Do regular squirrels think flying squirrels are super heroes??!
The coins in my cup holder have bonded together and will be the problem of whomever owns my vehicle next.
[hits you in the face with newspaper]
“Sorry, I thought your eyebrows were caterpillars.”
I just took my neighbor’s home security sign and put it in my yard, because the theft on my street is getting out of hand.
There is a vast difference between an underdog and a loser, the first one has a real chance to win.
Let the sword wielding plants fight the Boston Dynamics murder robots.
I’m pretty sure when Kenny Rogers said we gotta know when to fold em, he was talking about slices of pizza
I’m afraid we’re on the brink of WW3 ( Wonder Woman 3 )
4: Did you just shower?? Your hair looks so pretty!
Me: Awwww, thank y—
4: It looks like a bug
Me:
New Mom: I bought my kids’ Halloween costumes back in August!
Me: That’s cool. I take my kids shopping on October 31st so they can’t change their minds 800 times.

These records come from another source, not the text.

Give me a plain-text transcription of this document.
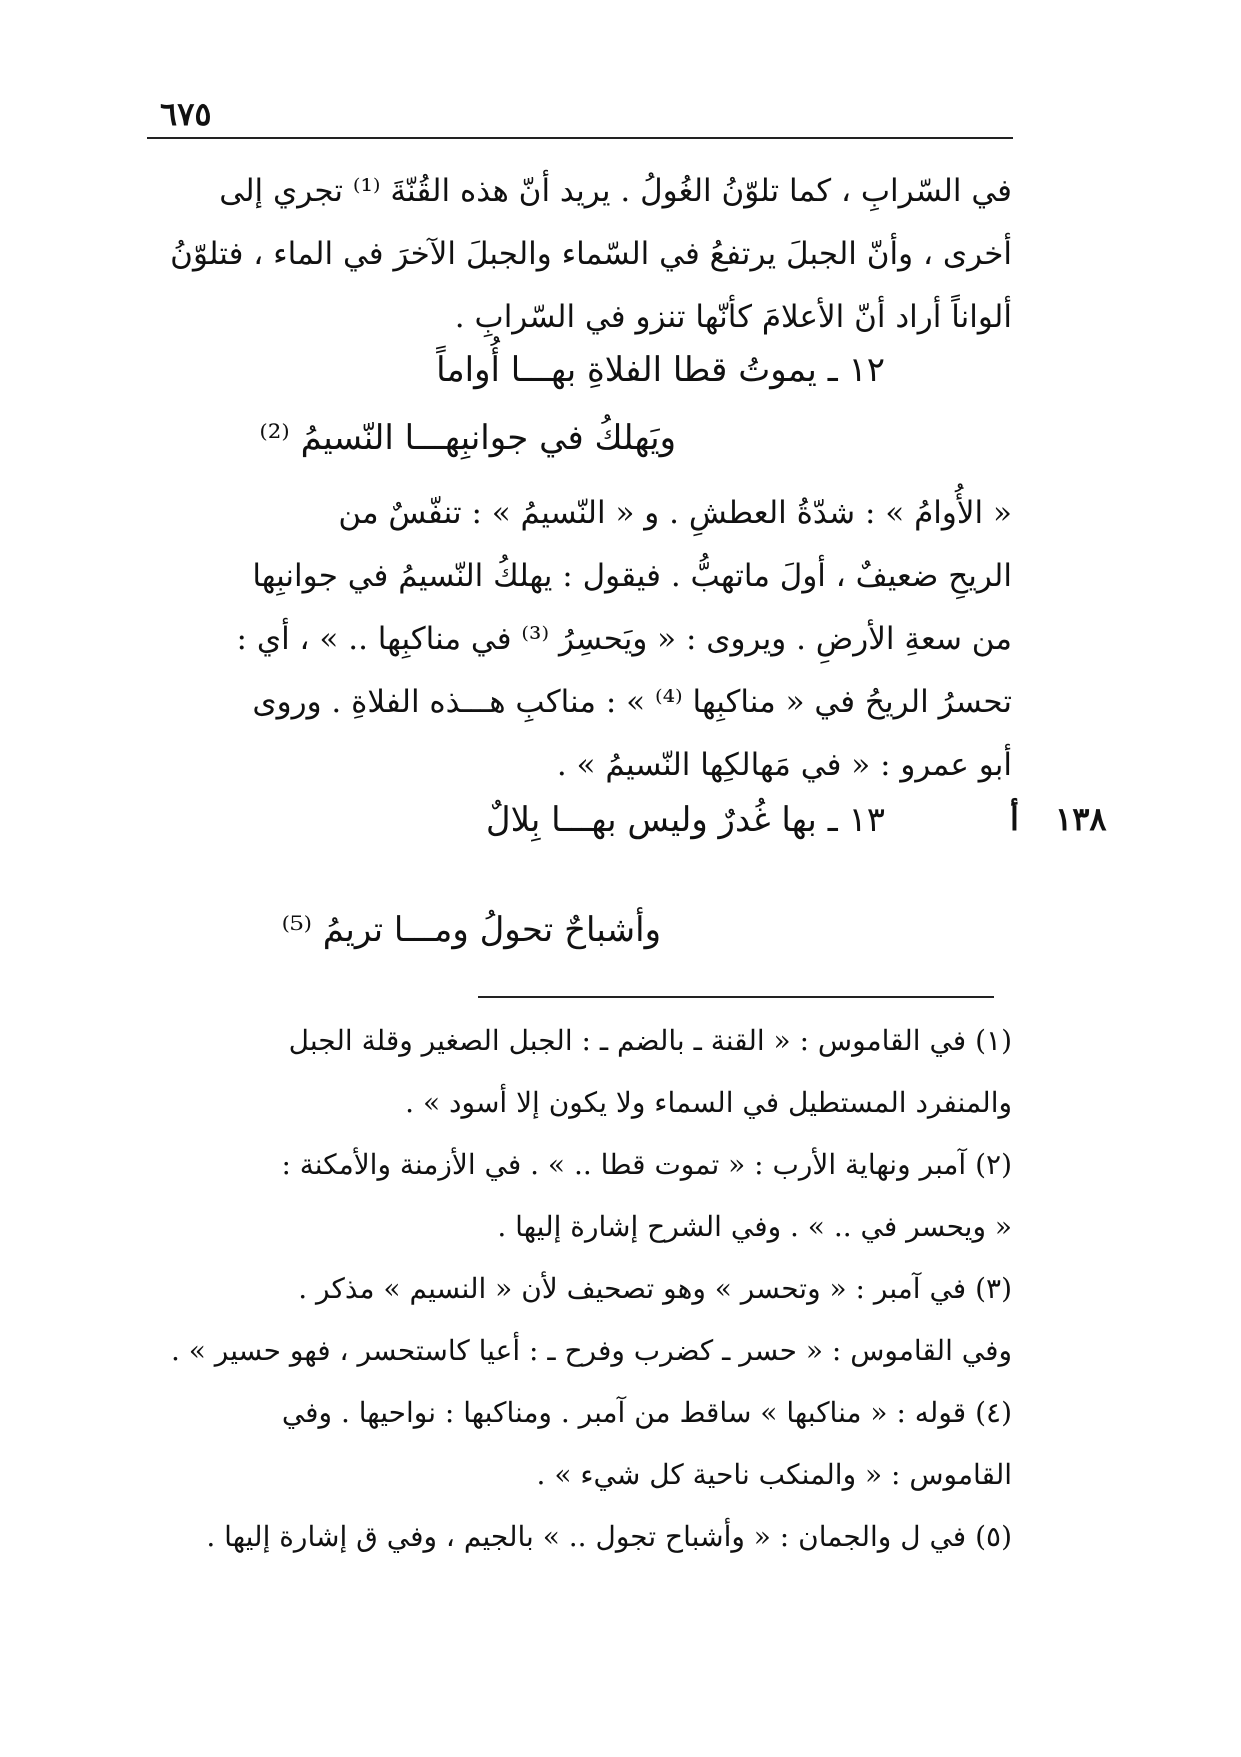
٦٧٥

في السّرابِ ، كما تلوّنُ الغُولُ . يريد أنّ هذه القُنّةَ ⁽¹⁾ تجري إلى

أخرى ، وأنّ الجبلَ يرتفعُ في السّماء والجبلَ الآخرَ في الماء ، فتلوّنُ

ألواناً أراد أنّ الأعلامَ كأنّها تنزو في السّرابِ .

١٢ ـ يموتُ قطا الفلاةِ بهـــا أُواماً
ويَهلكُ في جوانبِهـــا النّسيمُ ⁽²⁾

« الأُوامُ » : شدّةُ العطشِ . و « النّسيمُ » : تنفّسٌ من

الريحِ ضعيفٌ ، أولَ ماتهبُّ . فيقول : يهلكُ النّسيمُ في جوانبِها

من سعةِ الأرضِ . ويروى : « ويَحسِرُ ⁽³⁾ في مناكبِها .. » ، أي :

تحسرُ الريحُ في « مناكبِها ⁽⁴⁾ » : مناكبِ هـــذه الفلاةِ . وروى

أبو عمرو : « في مَهالكِها النّسيمُ » .

١٣٨
أ
١٣ ـ بها غُدرٌ وليس بهـــا بِلالٌ
وأشباحٌ تحولُ ومـــا تريمُ ⁽⁵⁾

(١) في القاموس : « القنة ـ بالضم ـ : الجبل الصغير وقلة الجبل

والمنفرد المستطيل في السماء ولا يكون إلا أسود » .

(٢) آمبر ونهاية الأرب : « تموت قطا .. » . في الأزمنة والأمكنة :

« ويحسر في .. » . وفي الشرح إشارة إليها .

(٣) في آمبر : « وتحسر » وهو تصحيف لأن « النسيم » مذكر .

وفي القاموس : « حسر ـ كضرب وفرح ـ : أعيا كاستحسر ، فهو حسير » .

(٤) قوله : « مناكبها » ساقط من آمبر . ومناكبها : نواحيها . وفي

القاموس : « والمنكب ناحية كل شيء » .

(٥) في ل والجمان : « وأشباح تجول .. » بالجيم ، وفي ق إشارة إليها .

waiter: how are your finger sandwiches, sir?
hannibal lector: *sighs* disappointing
[ancient greece]
teacher: what have you all chosen for your thesis
hippocrates: I’m laying the ground work for centuries of modern medicine
socrates: I am examining what it means to be
ptolemy: uh you guys ever uh notice how those stars look like a bear
Painting your own toenails is a great way to save a few bucks and to realize you’ve gained weight since the last time you painted your own toenails.
My toddler was babbling a mile a minute first thing this morning and my 4yo said, ‘I’m going to need pancakes if I’m going to listen to you,’ so he’s my stress management coach now.
I asked my neighbors to keep it down last night and they were like ma’am- it’s 5pm.
What’s the name of that Tom Cruise movie where he runs around a lot?
Me: how can I prepare for this meeting?
Friend: we can do a mock interview
Me: ok
Friend: why should we hire you
Me: wHy ShOuLd wE HiRe yOu
I wanted to hear the pitter-patter of little feet so now my cats wear tap shoes.
Me: the enemy of my enemy is my friend
Enemy of my enemy: no, i don’t like you either
“Creation science” has the same intellectual heft as “dragon anatomy”.
At first I was disappointed that the prize for completing my “fair food punch card” was a giant bucket, but it turns out I needed it
Nurse: *handing me a newborn* You got this?
Me: Sometimes I have to dig through the trash to re-read the instructions for mac ‘n’ cheese
Life Lessons From Cats:
• take more naps
• rules were meant to be broken
• it’s okay to hide when you’re scared
• always demand respect
• if you have an itch, scratch it
• find joy in the simple things
• you can bury your shit but eventually someone’s gonna find it
Iceland is like a guy who brags he was prom king and captain of the varsity basketball team and yearbook editor and then you find out he was homeschooled.
In choosing clinical logic and detached isolation over laughter and passion, you went full-Vulcan.
Everyone knows you never go full-Vulcan.